Frauen suchen eher einen Mann mit materiellen Ressourcen und hohem gesellschaftlichem Status, Männer ziehen dagegen eher eine gut aussende Frau vor. Aber natürlich profitieren auch die Herren der Schöpfung von einem ansprechenden Äußeren. (S. 45)

Gut, dass das gesagt wurde und wenigstens bei den Gorillas die Welt noch im Reinen ist. Dass mit den „materiellen Ressourcen“ nun ein anderes Prinzip für die Partnerwahl vor die Schönheit tritt, das versauert zwar unsere frische Erkenntnis aus dem Schimpansengehege aber schwamm drüber, einmal laut gebrüllt und schon herrscht Ruhe im Käfig. So gehört sich das auch, denn wie der Silberrücken von Herrn Grüter erfahren hat, muss er die Weibchen argwöhnisch im Auge behalten:

Offensichtlich […] schätzen Frauen die meiste Zeit über einen liebevollen und treuen Partner, der sich auch um das Wohlbefinden der Kinder sorgt. Doch in der fruchtbaren Zeit sind sie einem Seitensprung mit einem kraftstrotzenden, aber weniger fürsorglichen Mann nicht abgeneigt […]. (S. 46)

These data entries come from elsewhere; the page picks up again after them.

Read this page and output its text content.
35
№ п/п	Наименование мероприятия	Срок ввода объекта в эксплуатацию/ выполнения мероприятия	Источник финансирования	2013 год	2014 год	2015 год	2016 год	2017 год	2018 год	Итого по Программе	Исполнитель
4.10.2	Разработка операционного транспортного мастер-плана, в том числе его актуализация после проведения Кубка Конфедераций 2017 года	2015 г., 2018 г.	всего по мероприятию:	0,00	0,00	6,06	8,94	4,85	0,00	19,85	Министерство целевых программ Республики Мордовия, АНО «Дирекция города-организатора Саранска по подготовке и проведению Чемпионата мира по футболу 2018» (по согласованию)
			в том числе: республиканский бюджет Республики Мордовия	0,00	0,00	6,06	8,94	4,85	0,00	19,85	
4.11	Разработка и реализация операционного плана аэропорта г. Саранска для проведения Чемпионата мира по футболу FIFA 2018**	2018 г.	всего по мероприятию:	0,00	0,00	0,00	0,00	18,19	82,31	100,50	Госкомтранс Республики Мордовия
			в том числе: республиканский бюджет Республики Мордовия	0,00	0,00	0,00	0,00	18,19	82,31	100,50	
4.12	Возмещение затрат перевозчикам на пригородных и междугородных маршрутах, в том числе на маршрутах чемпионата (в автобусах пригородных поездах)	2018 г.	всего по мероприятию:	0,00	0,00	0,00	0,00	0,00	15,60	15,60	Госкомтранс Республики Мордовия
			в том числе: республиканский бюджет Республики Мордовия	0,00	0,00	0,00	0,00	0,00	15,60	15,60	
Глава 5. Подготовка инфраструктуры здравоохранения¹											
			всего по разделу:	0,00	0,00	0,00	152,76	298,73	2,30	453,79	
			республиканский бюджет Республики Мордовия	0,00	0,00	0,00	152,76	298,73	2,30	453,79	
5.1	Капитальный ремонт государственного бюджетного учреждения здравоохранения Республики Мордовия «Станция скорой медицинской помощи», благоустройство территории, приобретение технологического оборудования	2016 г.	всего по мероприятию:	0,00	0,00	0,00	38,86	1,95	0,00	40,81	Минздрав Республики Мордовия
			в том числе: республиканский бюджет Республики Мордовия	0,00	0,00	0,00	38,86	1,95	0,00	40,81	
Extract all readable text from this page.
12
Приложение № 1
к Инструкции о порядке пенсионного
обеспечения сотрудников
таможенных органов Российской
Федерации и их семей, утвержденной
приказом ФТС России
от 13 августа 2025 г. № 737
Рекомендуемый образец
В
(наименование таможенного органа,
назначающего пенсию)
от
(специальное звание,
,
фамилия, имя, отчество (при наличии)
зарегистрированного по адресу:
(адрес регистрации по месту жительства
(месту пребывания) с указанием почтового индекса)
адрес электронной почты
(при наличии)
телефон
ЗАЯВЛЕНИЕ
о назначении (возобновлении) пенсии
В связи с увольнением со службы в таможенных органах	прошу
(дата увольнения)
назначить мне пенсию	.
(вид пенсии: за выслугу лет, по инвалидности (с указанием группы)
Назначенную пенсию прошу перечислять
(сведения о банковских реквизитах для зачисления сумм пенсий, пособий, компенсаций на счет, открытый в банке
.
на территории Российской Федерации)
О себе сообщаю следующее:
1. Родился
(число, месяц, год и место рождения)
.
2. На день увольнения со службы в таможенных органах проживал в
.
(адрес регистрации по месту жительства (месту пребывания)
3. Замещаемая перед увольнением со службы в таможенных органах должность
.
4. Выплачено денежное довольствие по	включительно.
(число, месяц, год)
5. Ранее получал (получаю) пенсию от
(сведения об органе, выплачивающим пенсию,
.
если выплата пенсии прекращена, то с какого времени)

Nun, zart besaitet ist er ja gerade nicht, unser Silberrücken, aber wie gut, dass es wissenschaftliche Erkenntnis gibt. So lässt sich fortan der Zyklus der Weibchen überwachen und wenn es so weit ist, werden all die anderen starken Männchen auf die Jagd geschickt, damit es ja keine Nebenbuhler gibt – in der Zwischenzeit sorgen ein paar Spitzel aus dem benachbarten Paviangehege dafür, dass bei uns im Gehege Recht und Ordnung herrscht. Denn, wie wir eben gelernt haben, ist es bei den Weibchen nicht weit her mit der Moral. Es reicht schon die richtige Dosis Hormone und dahin schwinden die guten Sitten und die Treue. Da hilft auch alles Getrommle auf der starken männlichen Brust und jahrelange Erziehung wenig, gegen den Lauf der Natur anzukommen.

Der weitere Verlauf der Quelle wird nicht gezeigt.